We study the evolution of galaxy rest-frame ultraviolet (UV) colors in the epoch 4 ≲ z ≲ 8. We use new wide-field near-infrared data in the Great Observatories Origins Deep Survey-South field from the Cosmic Assembly Near-infrared Deep Extragalactic Legacy Survey, Hubble Ultra Deep Field (HUDF) 2009, and Early Release Science programs to select galaxies via photometric redshift measurements. Our sample consists of 2812 candidate galaxies at z ≳ 3.5, including 113 at z ≃ 7-8. We fit the observed spectral energy distribution to a suite of synthetic stellar population models and measure the value of the UV spectral slope (β) from the best-fit model spectrum. We run simulations to show that this measurement technique results in a smaller scatter on β than other methods, as well as a reduced number of galaxies with catastrophically incorrect β measurements (i.e., Δβ > 1).
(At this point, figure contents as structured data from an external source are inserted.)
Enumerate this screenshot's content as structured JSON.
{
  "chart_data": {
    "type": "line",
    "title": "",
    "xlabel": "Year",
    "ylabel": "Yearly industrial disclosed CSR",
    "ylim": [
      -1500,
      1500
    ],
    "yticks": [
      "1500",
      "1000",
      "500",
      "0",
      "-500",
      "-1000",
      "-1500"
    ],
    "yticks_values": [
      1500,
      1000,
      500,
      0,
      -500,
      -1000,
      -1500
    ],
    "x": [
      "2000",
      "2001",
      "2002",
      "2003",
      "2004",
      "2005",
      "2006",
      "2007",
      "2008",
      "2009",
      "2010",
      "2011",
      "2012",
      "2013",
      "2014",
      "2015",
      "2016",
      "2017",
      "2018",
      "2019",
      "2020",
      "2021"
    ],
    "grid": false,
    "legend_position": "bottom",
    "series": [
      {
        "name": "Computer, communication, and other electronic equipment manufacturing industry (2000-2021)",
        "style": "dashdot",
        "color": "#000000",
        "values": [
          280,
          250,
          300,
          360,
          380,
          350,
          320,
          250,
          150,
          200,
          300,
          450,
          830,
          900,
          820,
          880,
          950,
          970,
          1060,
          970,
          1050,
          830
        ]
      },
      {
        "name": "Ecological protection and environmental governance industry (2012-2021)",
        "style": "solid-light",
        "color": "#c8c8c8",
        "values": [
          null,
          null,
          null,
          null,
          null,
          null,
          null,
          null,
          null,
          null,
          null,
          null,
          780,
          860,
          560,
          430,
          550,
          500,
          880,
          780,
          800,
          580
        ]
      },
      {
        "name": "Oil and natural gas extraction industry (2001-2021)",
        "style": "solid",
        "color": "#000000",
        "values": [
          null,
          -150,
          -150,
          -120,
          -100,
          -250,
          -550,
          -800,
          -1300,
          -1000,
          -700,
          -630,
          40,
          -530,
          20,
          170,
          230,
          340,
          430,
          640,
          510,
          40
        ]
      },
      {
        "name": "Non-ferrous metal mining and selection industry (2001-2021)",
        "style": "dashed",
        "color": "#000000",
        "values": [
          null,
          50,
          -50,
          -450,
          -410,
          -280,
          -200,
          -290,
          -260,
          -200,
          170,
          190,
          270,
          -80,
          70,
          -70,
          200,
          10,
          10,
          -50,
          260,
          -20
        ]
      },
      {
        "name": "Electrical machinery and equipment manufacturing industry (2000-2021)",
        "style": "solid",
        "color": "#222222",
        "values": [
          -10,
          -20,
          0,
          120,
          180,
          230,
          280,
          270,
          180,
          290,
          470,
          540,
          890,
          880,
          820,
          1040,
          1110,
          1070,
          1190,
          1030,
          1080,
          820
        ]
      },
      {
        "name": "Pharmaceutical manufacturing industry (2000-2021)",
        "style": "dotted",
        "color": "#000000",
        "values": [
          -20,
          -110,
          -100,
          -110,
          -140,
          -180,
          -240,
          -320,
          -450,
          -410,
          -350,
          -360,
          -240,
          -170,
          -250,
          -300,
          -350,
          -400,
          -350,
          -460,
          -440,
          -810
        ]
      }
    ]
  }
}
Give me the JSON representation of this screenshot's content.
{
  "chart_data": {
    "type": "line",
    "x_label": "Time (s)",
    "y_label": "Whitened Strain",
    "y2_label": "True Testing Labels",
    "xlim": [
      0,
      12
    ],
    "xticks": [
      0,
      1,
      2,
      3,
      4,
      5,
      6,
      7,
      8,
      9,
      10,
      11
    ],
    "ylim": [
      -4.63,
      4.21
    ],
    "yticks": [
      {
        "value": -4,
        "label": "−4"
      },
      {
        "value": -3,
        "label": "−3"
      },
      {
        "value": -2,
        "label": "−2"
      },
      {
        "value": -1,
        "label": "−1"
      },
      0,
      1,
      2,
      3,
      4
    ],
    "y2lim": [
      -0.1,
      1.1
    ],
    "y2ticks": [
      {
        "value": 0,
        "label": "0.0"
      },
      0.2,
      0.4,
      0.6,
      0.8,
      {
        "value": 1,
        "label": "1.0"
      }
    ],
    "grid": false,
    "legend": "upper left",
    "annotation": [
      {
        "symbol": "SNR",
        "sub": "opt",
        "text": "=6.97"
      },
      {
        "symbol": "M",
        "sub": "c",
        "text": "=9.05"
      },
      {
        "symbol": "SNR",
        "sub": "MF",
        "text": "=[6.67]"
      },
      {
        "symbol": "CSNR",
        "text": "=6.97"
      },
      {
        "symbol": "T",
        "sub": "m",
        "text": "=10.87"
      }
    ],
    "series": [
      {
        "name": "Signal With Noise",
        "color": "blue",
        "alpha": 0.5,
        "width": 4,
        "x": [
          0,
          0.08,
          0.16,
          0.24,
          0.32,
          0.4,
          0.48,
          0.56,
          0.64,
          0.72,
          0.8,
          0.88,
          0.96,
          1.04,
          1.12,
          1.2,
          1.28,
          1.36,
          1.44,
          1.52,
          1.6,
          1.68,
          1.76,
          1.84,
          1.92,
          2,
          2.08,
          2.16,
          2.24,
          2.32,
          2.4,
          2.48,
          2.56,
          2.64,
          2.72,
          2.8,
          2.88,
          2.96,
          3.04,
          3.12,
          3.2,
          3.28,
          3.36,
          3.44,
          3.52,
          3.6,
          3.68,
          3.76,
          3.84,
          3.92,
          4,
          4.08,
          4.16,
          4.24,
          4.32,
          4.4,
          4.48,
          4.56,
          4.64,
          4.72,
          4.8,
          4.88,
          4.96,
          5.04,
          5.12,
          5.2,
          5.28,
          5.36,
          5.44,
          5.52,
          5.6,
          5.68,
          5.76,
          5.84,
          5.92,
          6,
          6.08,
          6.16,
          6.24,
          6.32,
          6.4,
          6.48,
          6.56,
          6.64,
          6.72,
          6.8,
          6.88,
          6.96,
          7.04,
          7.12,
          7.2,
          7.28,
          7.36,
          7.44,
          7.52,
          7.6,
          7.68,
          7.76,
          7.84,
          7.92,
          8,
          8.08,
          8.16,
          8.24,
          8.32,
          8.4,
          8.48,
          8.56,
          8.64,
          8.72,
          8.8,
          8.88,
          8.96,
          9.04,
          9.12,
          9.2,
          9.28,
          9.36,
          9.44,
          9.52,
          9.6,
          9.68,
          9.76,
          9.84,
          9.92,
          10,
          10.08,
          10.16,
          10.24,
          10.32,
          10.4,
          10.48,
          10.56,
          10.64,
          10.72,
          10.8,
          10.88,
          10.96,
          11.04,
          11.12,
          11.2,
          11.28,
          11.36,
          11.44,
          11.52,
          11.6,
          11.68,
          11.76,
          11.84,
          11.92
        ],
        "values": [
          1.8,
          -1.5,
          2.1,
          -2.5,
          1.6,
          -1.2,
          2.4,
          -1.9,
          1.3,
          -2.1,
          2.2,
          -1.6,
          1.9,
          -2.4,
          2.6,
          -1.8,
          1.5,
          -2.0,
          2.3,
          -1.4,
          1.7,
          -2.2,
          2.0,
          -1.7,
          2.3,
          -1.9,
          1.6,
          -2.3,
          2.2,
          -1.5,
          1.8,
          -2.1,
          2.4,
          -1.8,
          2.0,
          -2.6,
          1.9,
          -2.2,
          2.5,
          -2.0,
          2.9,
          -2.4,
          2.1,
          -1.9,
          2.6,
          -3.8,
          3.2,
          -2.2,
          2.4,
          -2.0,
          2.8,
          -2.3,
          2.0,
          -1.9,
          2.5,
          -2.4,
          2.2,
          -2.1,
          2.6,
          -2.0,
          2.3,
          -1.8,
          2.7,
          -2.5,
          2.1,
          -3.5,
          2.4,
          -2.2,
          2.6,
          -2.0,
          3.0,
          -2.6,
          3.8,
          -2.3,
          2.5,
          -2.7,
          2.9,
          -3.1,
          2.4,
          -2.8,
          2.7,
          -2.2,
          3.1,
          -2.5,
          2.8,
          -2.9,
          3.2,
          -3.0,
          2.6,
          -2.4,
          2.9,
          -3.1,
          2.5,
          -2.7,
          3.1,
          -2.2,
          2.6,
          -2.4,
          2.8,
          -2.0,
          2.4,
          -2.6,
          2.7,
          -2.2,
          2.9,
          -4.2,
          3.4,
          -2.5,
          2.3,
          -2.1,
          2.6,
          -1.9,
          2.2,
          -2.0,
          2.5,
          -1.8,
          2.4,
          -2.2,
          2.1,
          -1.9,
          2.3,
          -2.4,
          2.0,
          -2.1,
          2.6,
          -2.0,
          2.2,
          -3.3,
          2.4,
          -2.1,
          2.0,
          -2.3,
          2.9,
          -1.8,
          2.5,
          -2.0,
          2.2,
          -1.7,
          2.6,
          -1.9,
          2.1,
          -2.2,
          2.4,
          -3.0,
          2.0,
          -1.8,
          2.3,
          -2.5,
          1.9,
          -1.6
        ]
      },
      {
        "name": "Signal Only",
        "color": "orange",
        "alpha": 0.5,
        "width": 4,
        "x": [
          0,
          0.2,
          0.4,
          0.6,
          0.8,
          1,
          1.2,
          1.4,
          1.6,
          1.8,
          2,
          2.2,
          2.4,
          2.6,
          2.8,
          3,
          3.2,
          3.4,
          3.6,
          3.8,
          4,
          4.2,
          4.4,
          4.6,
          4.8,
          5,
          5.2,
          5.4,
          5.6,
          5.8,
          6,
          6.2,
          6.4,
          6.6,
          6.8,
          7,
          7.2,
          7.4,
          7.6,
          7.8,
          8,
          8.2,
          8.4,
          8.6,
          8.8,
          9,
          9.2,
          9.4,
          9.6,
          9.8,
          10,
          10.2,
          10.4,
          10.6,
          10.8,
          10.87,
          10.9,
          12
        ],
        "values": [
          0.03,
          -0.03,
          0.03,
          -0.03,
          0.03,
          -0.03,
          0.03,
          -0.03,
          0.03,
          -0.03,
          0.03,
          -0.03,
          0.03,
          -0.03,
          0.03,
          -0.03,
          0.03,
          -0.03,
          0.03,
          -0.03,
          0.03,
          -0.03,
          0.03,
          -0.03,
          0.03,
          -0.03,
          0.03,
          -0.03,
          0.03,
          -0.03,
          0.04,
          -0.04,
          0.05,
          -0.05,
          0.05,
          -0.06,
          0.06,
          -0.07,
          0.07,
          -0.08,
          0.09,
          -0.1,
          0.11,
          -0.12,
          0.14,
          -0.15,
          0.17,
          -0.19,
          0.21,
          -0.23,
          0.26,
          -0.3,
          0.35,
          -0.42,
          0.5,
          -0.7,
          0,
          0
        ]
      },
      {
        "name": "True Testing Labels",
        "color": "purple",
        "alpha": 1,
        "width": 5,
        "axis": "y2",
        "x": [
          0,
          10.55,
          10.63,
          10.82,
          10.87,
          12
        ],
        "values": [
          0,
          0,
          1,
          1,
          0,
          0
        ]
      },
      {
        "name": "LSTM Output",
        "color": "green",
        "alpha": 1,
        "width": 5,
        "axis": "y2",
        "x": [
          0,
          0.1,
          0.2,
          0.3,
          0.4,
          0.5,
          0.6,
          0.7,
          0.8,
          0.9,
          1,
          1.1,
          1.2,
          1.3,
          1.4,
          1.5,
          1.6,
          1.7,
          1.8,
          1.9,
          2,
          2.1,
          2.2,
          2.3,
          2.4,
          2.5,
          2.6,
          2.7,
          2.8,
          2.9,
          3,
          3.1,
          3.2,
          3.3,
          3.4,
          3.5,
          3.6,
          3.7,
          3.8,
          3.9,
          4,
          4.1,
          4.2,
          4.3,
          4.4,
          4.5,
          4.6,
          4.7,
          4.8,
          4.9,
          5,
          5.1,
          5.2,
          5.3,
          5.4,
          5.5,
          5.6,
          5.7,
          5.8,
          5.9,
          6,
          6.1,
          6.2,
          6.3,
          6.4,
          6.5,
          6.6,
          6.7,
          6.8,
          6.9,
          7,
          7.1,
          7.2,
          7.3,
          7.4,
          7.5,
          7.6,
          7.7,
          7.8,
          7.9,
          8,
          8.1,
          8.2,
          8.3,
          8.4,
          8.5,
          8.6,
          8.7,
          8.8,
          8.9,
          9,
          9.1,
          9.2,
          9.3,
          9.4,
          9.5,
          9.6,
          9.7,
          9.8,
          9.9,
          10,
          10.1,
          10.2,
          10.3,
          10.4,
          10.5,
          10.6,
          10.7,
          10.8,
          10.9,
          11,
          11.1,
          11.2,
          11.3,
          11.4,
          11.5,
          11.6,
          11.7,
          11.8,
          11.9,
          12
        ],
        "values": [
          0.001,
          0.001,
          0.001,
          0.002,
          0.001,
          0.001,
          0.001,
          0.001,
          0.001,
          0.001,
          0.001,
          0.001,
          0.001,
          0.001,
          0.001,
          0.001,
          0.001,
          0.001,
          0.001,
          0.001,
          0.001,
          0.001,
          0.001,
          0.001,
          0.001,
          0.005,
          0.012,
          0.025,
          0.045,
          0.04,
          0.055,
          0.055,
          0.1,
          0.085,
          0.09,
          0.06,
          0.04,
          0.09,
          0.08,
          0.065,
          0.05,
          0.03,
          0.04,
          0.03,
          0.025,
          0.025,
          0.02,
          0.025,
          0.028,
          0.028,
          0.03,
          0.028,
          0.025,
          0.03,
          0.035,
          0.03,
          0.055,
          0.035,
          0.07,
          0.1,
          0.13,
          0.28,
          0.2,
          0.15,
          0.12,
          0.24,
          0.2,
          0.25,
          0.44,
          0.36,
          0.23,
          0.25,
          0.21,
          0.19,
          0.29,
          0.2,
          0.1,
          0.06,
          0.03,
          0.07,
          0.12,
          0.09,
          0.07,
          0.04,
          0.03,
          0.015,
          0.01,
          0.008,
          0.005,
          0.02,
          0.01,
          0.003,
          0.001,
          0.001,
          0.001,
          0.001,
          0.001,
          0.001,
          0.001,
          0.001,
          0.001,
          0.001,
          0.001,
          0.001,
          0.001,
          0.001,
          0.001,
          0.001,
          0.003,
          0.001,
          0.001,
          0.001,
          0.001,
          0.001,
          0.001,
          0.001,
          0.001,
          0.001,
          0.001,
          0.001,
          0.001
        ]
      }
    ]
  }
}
We find that the median value of β evolves significantly from -1.82^+0.00_- 0.04_ at z = 4 to -2.37^+0.26_- 0.06_at z = 7. Additionally, we find that faint galaxies at z = 7 have β = -2.68^+0.39_- 0.24_ (∼ -2.4 after correcting for observational bias); this is redder than previous claims in the literature and does not require "exotic" stellar populations (e.g., very low metallicities or top-heavy initial mass functions) to explain their colors. This evolution can be explained by an increase in dust extinction, from low amounts at z = 7 to A_V∼ 0.5 mag at z = 4. The timescale for this increase is consistent with low-mass asymptotic giant branch stars forming the bulk of the dust. We find no significant (<2σ) correlation between β and M_UV when measuring M_UVat a consistent rest-frame wavelength of 1500 Å. This is particularly true at bright magnitudes, though our results do show evidence for a weak correlation at faint magnitudes when galaxies in the HUDF are considered separately, hinting that dynamic range in sample luminosities may play a role. We do find a strong correlation between β and the stellar mass at all redshifts, in that more massive galaxies exhibit redder colors. The most massive galaxies in our sample have similarly red colors at each redshift, implying that dust can build up quickly in massive galaxies and that feedback is likely removing dust from low-mass galaxies at z ≥ 7. Thus, the stellar-mass–metallicity relation, previously observed up to z ∼ 3, may extend out to z = 7-8.